Good UI design, and doing the right thing by Aunt Tillie, ought to be a matter of gut-level pride of craftsmanship.…None of this is rocket science.
What Raymond is proposing, in fact, is no change at all. This idea, that the hard work of development is in building the underlying foundation, and that the easy part is writing a “GUI wrapper”, has been the Linux/Unix way all along.
What I think would be a good start(TM) would be a program that interprets config files and turns them into GUI menus when possible, turning integers into fields, lists of commented out options into checklists/dropdown menus, etc. I know it wouldn’t be perfect but it would make editing a config file less scary for less experienced users.
I’d still say that Apple’s managing of printers isn’t particularly intuitive these days.

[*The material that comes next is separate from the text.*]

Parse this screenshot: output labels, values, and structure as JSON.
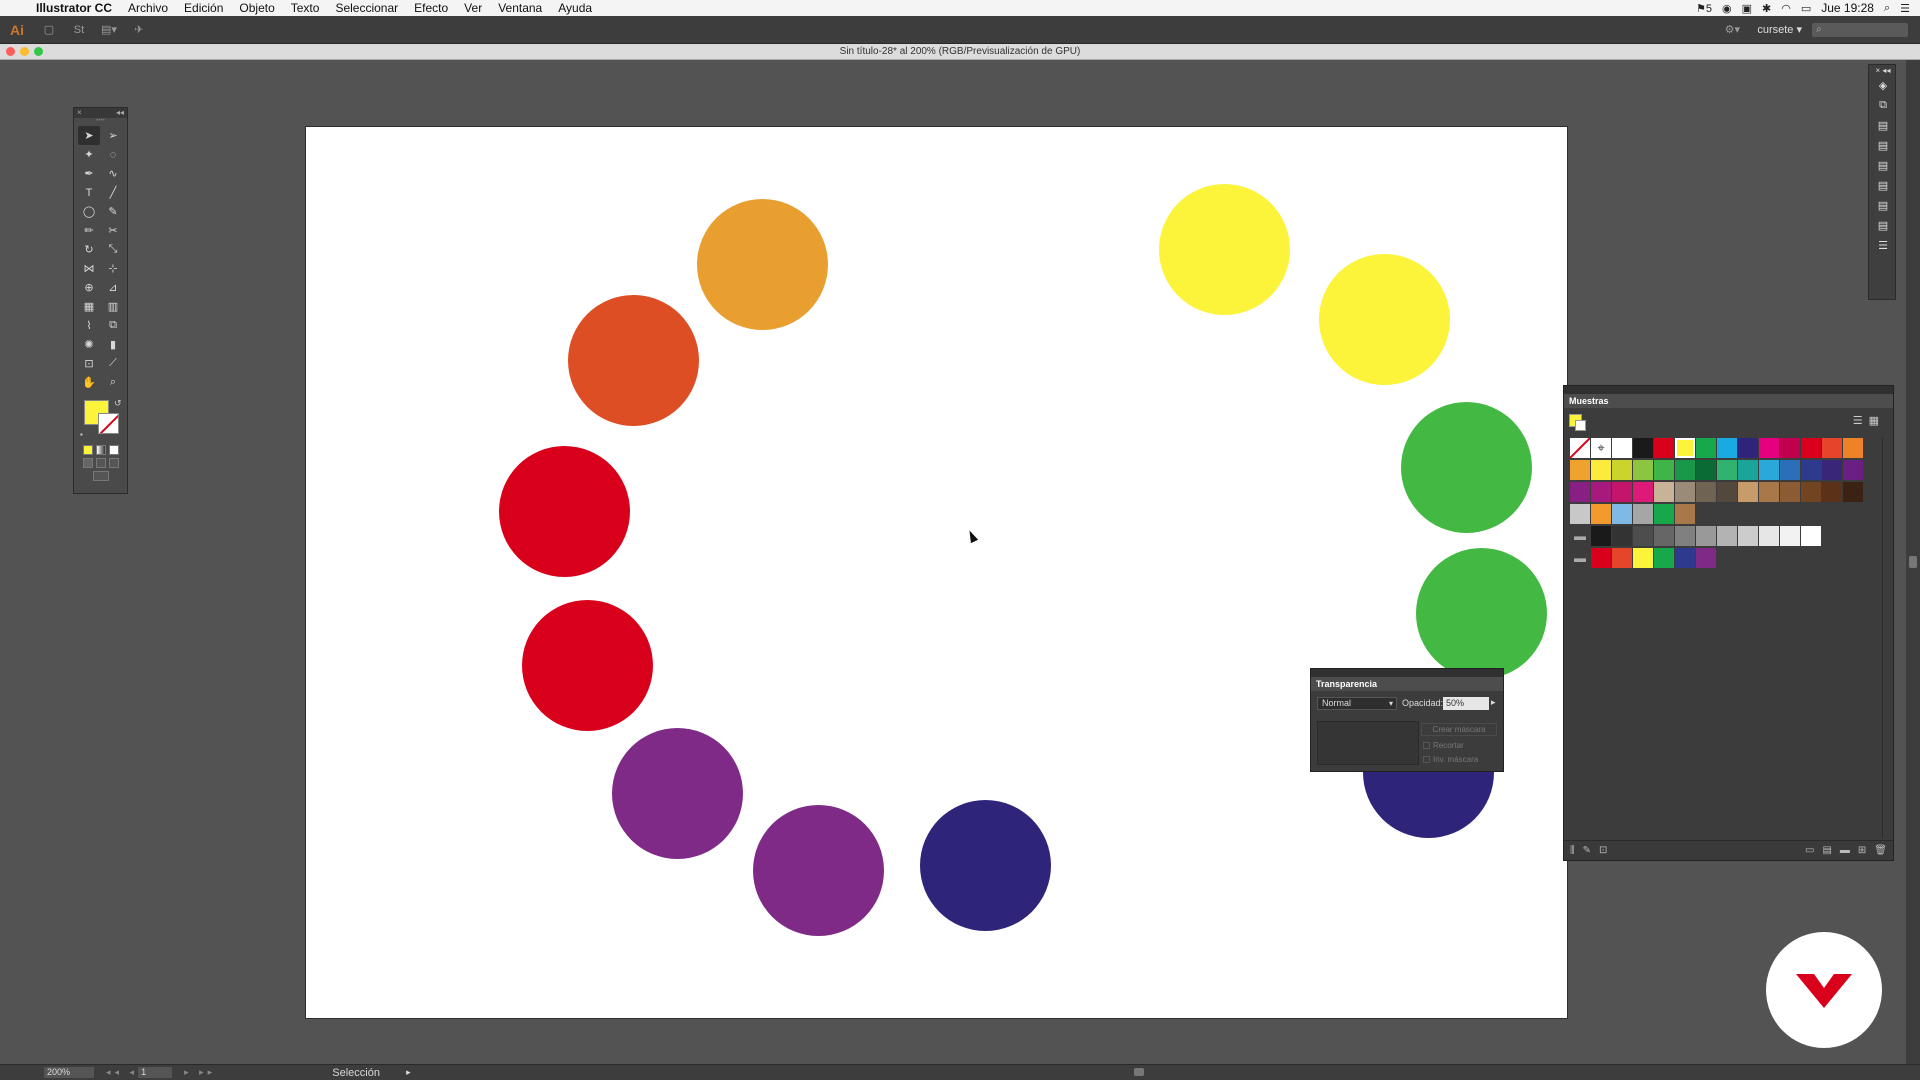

When you’re working on end-user software, and it doesn’t matter if you’re working on a Web application, adding a feature to an existing application, or working on a plug-in for some other application, you need to design the UI first.
Gruber’s point is somewhat undermined by the printing system of Mac OS X, an OS Raymond holds up as a shining example, being a “GUI wrapper” around the same Cups system Raymond was criticizing.